Despite the general adoption of this infinities-mean-you-must-try-harder dictum in relation to physical theories, one area of science has been willing to take predictions of actual infinities more seriously. Cosmologists see a lot of infinities. Many are of the "potential" variety - the universe might be infinite in size, face an infinite future or contain an infinite number of stars. While they pose no local threat to the fabric of reality, we have to face up to Nietzsche's infinite replication paradox: if the universe is infinite and exhaustively random, then any event that has a finite probability of occurring here and now (such as you reading this article) must be occurring infinitely often elsewhere at this very moment. Moreover, for every history we have pursued here, all possible alternatives are acted out, wrong choices made simultaneously with right choices. This is a grave challenge to ethics and to the theology of almost every religion. Some find it so alarming that they regard it as a powerful argument for a finite universe. However, the finiteness of the speed of light insulates us from contact with our doubles. For all practical purposes we can only see and receive signals from a finite part of the universe.
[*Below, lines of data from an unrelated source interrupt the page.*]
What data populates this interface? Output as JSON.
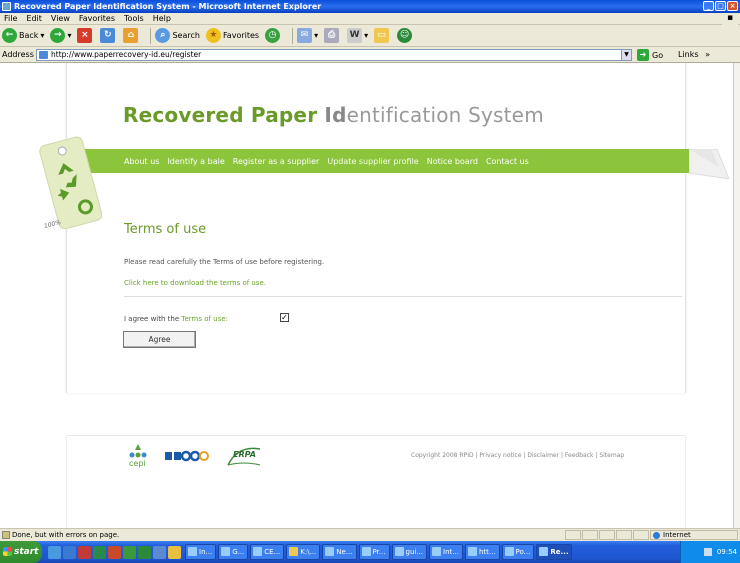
{
  "window": {
    "title": "Recovered Paper Identification System - Microsoft Internet Explorer"
  },
  "menu": [
    "File",
    "Edit",
    "View",
    "Favorites",
    "Tools",
    "Help"
  ],
  "toolbar": {
    "back": "Back",
    "search": "Search",
    "favorites": "Favorites"
  },
  "address": {
    "label": "Address",
    "url": "http://www.paperrecovery-id.eu/register",
    "go": "Go",
    "links": "Links"
  },
  "site": {
    "title_parts": [
      {
        "text": "R",
        "style": "b"
      },
      {
        "text": "ecovered ",
        "style": "n"
      },
      {
        "text": "P",
        "style": "b"
      },
      {
        "text": "aper ",
        "style": "n"
      },
      {
        "text": "Id",
        "style": "g"
      },
      {
        "text": "entification System",
        "style": "n"
      }
    ],
    "nav": [
      "About us",
      "Identify a bale",
      "Register as a supplier",
      "Update supplier profile",
      "Notice board",
      "Contact us"
    ],
    "tag_text": "100%"
  },
  "content": {
    "heading": "Terms of use",
    "instruction": "Please read carefully the Terms of use before registering.",
    "download_link": "Click here to download the terms of use.",
    "agree_prefix": "I agree with the ",
    "agree_link": "Terms of use:",
    "checkbox_checked": true,
    "agree_button": "Agree"
  },
  "footer": {
    "copyright": "Copyright 2008 RPID | Privacy notice | Disclaimer | Feedback | Sitemap",
    "logo_cepi": "cepi",
    "logo_erpa": "ERPA"
  },
  "status": {
    "text": "Done, but with errors on page.",
    "zone": "Internet"
  },
  "taskbar": {
    "start": "start",
    "tasks": [
      "In...",
      "G...",
      "CE...",
      "K:\\...",
      "Ne...",
      "Pr...",
      "gui...",
      "Int...",
      "htt...",
      "Po...",
      "Re..."
    ],
    "clock": "09:54"
  },
  "colors": {
    "accent": "#8cc43c",
    "title_green": "#6a9a28",
    "link": "#6ca428"
  }
}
The challenge to cosmologists does not end there, though. They also have to worry about "actual" infinities. For decades cosmologists have been happy to live with the notion that the universe of space and time began expanding from an initial big bang "singularity", where temperature, density and just about everything else, were infinite at some finite time in the past. Furthermore, when large stars exhaust their nuclear fuel and implode as a result of their own gravity, they appear doomed to reach a state of infinite density in finite time. But this is all neatly kept out of reach. Black holes are believed to be always shrouded by an "event horizon" - a surface of no-return through which things can fall in but not pass out - so that we can neither see the possible infinite density within nor feel its effects.

Roger Penrose, the Oxford University theoretical physicist, believes actual infinities do occur both at the start of the universe and at the centre of black holes. He once proposed that the laws of nature provide a form of cosmic censorship that ensures that such naked physical infinities are always enclosed by event horizons. This is reminiscent of the celestial agent invoked by medieval thinkers to avoid the creation of a perfect vacuum. By contrast, cosmologists with a particle-physics perspective tend to see these cosmological infinities merely as a signal that the theory has overextended itself and needs to be improved to exorcise these infinities.
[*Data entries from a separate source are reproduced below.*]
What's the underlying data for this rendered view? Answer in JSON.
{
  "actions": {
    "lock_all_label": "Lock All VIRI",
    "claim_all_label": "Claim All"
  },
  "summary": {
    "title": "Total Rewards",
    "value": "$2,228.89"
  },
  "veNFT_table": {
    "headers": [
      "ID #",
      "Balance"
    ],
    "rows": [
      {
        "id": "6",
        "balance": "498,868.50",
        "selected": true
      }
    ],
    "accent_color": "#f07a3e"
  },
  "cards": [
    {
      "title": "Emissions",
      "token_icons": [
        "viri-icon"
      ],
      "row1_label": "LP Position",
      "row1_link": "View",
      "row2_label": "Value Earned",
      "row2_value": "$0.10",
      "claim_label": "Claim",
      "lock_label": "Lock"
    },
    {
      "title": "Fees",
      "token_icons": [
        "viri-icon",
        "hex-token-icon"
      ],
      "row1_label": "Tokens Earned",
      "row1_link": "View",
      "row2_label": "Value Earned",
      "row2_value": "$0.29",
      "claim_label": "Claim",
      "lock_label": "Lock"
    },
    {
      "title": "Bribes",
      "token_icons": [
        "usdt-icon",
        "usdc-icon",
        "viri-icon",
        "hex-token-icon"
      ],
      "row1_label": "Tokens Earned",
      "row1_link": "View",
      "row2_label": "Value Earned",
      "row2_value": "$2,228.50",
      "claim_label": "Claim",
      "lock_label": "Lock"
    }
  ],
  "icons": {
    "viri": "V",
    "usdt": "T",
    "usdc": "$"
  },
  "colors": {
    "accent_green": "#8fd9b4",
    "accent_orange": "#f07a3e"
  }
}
As a result, we find much interest in the prospect of universes that bounce back into expansion if run backwards in time towards their apparent beginning. Our presently expanding universe is suspected of having arisen from the rebound, at finite density and temperature, of a previously contracting phase in its history.

From the outside, we cannot see what is happening inside a black hole. But if we fell in, we would be facing an uncertain fate as we approached the centre. Is there a real physical infinity, does energy slip away into another dimension of space, simply disappear into nothing or does it get soaked by exciting a never-ending sequence of vibrations of the superstrings at the core of all matter and energy? We just do not know. But again, the issue of finite versus infinite is a crucial guiding principle. Do we treat the appearance of an infinity as a signal to update our theory or do we treat it more seriously as an indication that new types of law govern infinite physical quantities, laws that could dictate how our universe began and how matter meets its end under the relentless implosion of gravity.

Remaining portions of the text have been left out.